Speed is taken to mean the magnitude of the velocity vector, `vec v`, and is thus a scalar quantity.

There are two types of measured speed: average speed and instantaneous speed. The latter is more commonly used, and generally involves more mathematics to calculate.

The average speed of a particle is its displacement `Deltax`. divided by the time interval, `Deltat`:

`v_("av") = (Deltax)/(Deltat)`

The instantaneous speed of a particle is defined as the limit of the average speed as the time interval `Deltat` approaches `0`. In terms of calculus, the instantaneous speed of the particle at any time `t` is the derivative of the particle's position with respect to time:

`v = (dx)/dt`, or `v = lim_(Deltatrarr0) (Deltax)/(Deltat)`

We don't need to include the displacement as a vector because speed itself is not a vector.

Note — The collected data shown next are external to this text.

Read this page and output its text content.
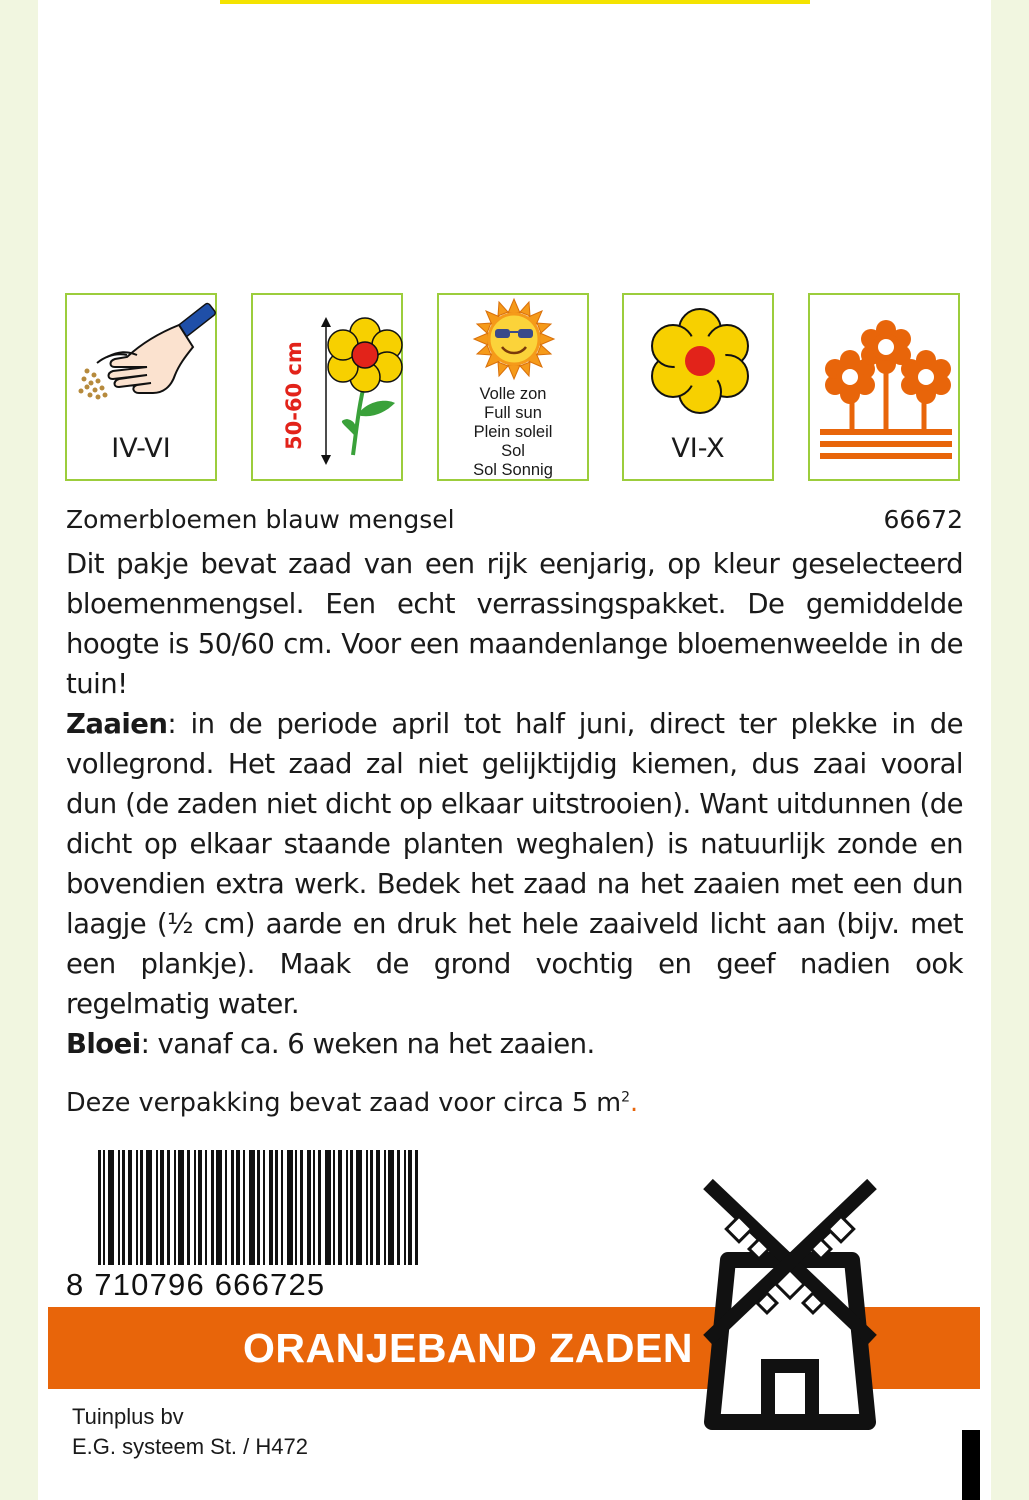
IV-VI	50-60 cm	Volle zon
Full sun
Plein soleil
Sol
Sol Sonnig
VI-X
Zomerbloemen blauw mengsel	66672

Dit pakje bevat zaad van een rijk eenjarig, op kleur geselecteerd bloemenmengsel. Een echt verrassingspakket. De gemiddelde hoogte is 50/60 cm. Voor een maandenlange bloemenweelde in de tuin!

Zaaien: in de periode april tot half juni, direct ter plekke in de vollegrond. Het zaad zal niet gelijktijdig kiemen, dus zaai vooral dun (de zaden niet dicht op elkaar uitstrooien). Want uitdunnen (de dicht op elkaar staande planten weghalen) is natuurlijk zonde en bovendien extra werk. Bedek het zaad na het zaaien met een dun laagje (½ cm) aarde en druk het hele zaaiveld licht aan (bijv. met een plankje). Maak de grond vochtig en geef nadien ook regelmatig water.

Bloei: vanaf ca. 6 weken na het zaaien.

Deze verpakking bevat zaad voor circa 5 $m^2$.
8 710796 666725
ORANJEBAND ZADEN
Tuinplus bv
E.G. systeem St. / H472
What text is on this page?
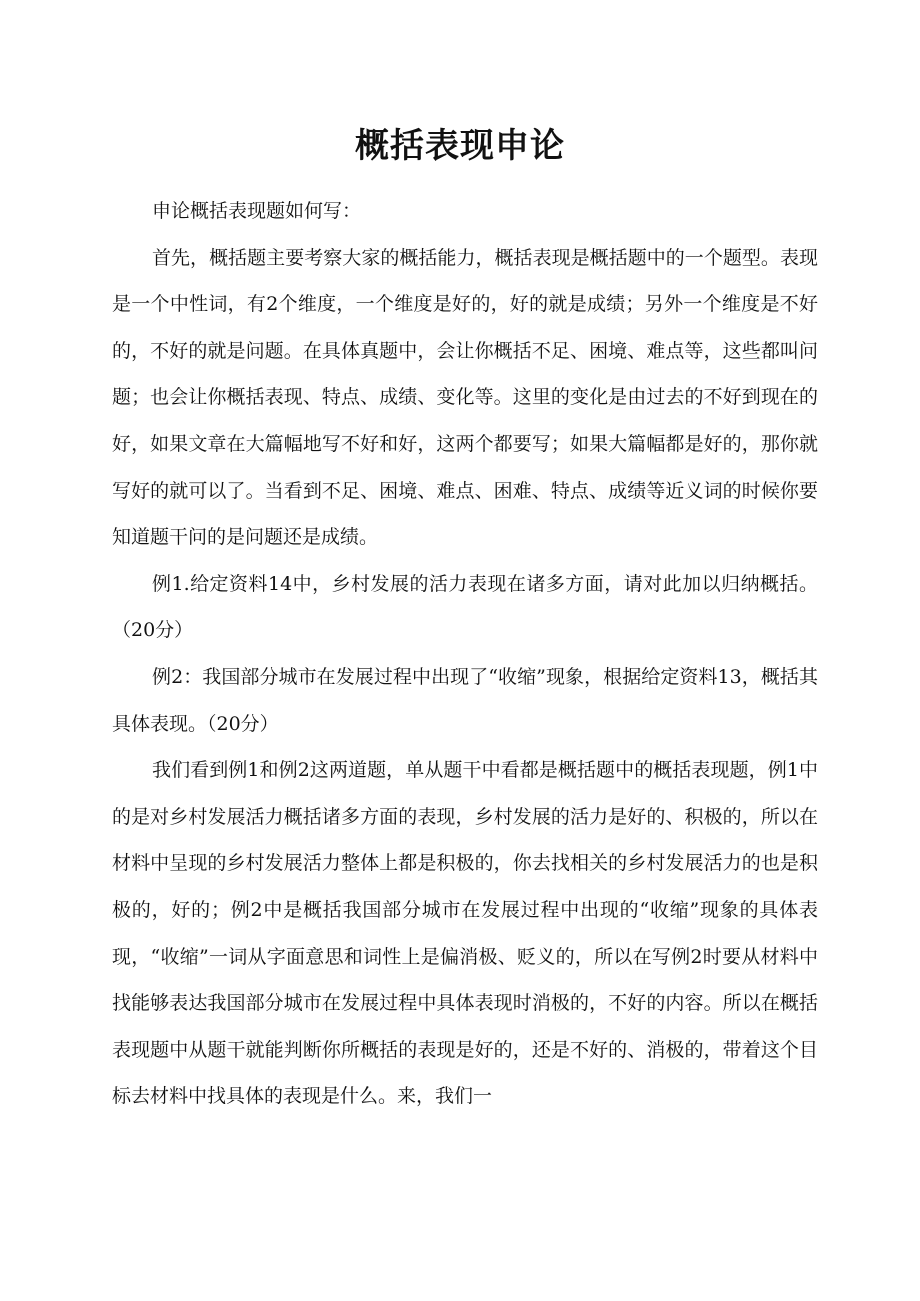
概括表现申论

申论概括表现题如何写：

首先，概括题主要考察大家的概括能力，概括表现是概括题中的一个题型。表现是一个中性词，有2个维度，一个维度是好的，好的就是成绩；另外一个维度是不好的，不好的就是问题。在具体真题中，会让你概括不足、困境、难点等，这些都叫问题；也会让你概括表现、特点、成绩、变化等。这里的变化是由过去的不好到现在的好，如果文章在大篇幅地写不好和好，这两个都要写；如果大篇幅都是好的，那你就写好的就可以了。当看到不足、困境、难点、困难、特点、成绩等近义词的时候你要知道题干问的是问题还是成绩。

例1.给定资料14中，乡村发展的活力表现在诸多方面，请对此加以归纳概括。（20分）

例2：我国部分城市在发展过程中出现了“收缩”现象，根据给定资料13，概括其具体表现。（20分）

我们看到例1和例2这两道题，单从题干中看都是概括题中的概括表现题，例1中的是对乡村发展活力概括诸多方面的表现，乡村发展的活力是好的、积极的，所以在材料中呈现的乡村发展活力整体上都是积极的，你去找相关的乡村发展活力的也是积极的，好的；例2中是概括我国部分城市在发展过程中出现的“收缩”现象的具体表现，“收缩”一词从字面意思和词性上是偏消极、贬义的，所以在写例2时要从材料中找能够表达我国部分城市在发展过程中具体表现时消极的，不好的内容。所以在概括表现题中从题干就能判断你所概括的表现是好的，还是不好的、消极的，带着这个目标去材料中找具体的表现是什么。来，我们一
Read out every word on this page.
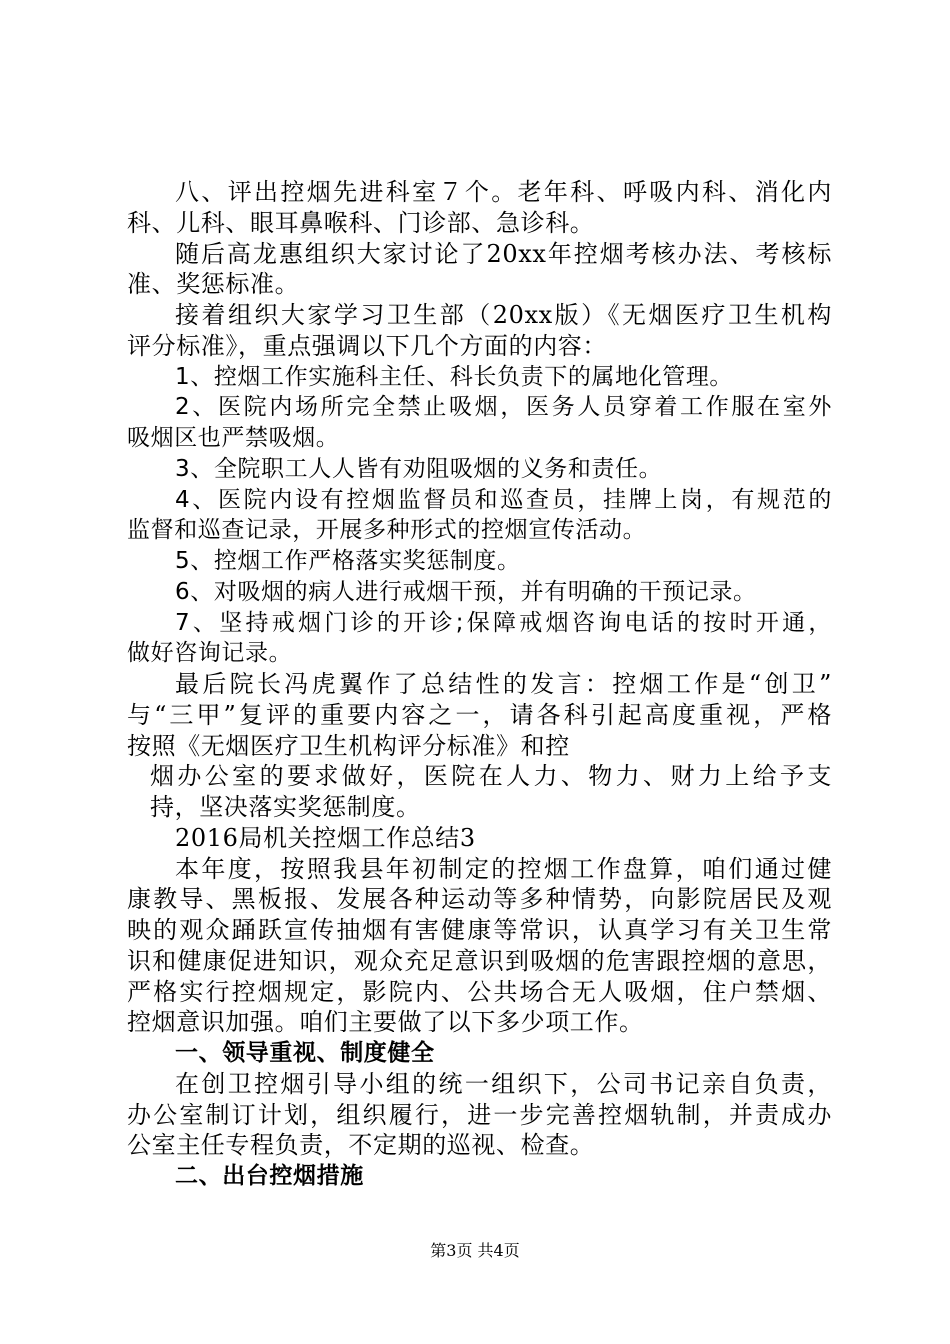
八、评出控烟先进科室７个。老年科、呼吸内科、消化内
科、儿科、眼耳鼻喉科、门诊部、急诊科。
随后高龙惠组织大家讨论了20xx年控烟考核办法、考核标
准、奖惩标准。
接着组织大家学习卫生部（20xx版）《无烟医疗卫生机构
评分标准》，重点强调以下几个方面的内容：
1、控烟工作实施科主任、科长负责下的属地化管理。
2、医院内场所完全禁止吸烟，医务人员穿着工作服在室外
吸烟区也严禁吸烟。
3、全院职工人人皆有劝阻吸烟的义务和责任。
4、医院内设有控烟监督员和巡查员，挂牌上岗，有规范的
监督和巡查记录，开展多种形式的控烟宣传活动。
5、控烟工作严格落实奖惩制度。
6、对吸烟的病人进行戒烟干预，并有明确的干预记录。
7、坚持戒烟门诊的开诊;保障戒烟咨询电话的按时开通，
做好咨询记录。
最后院长冯虎翼作了总结性的发言：控烟工作是“创卫”
与“三甲”复评的重要内容之一，请各科引起高度重视，严格
按照《无烟医疗卫生机构评分标准》和控
烟办公室的要求做好，医院在人力、物力、财力上给予支
持，坚决落实奖惩制度。
2016局机关控烟工作总结3
本年度，按照我县年初制定的控烟工作盘算，咱们通过健
康教导、黑板报、发展各种运动等多种情势，向影院居民及观
映的观众踊跃宣传抽烟有害健康等常识，认真学习有关卫生常
识和健康促进知识，观众充足意识到吸烟的危害跟控烟的意思，
严格实行控烟规定，影院内、公共场合无人吸烟，住户禁烟、
控烟意识加强。咱们主要做了以下多少项工作。
一、领导重视、制度健全
在创卫控烟引导小组的统一组织下，公司书记亲自负责，
办公室制订计划，组织履行，进一步完善控烟轨制，并责成办
公室主任专程负责，不定期的巡视、检查。
二、出台控烟措施
第3页 共4页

The formula for instantaneous velocity does need the position vector, since velocity is a vector quantity.

If the components of the instantaneous velocity are known at a particular time, the magnitude of the velocity at that time is

`v = sqrt((v_x)^2 + (v_y)^2 + (v_z)^2)`

And the components of instantaneous velocity at any time is the time derivative of the coordinates at that time:

`v_x = dx/dt`, `v_y = dy/dt`, and `v_z = dz/dt`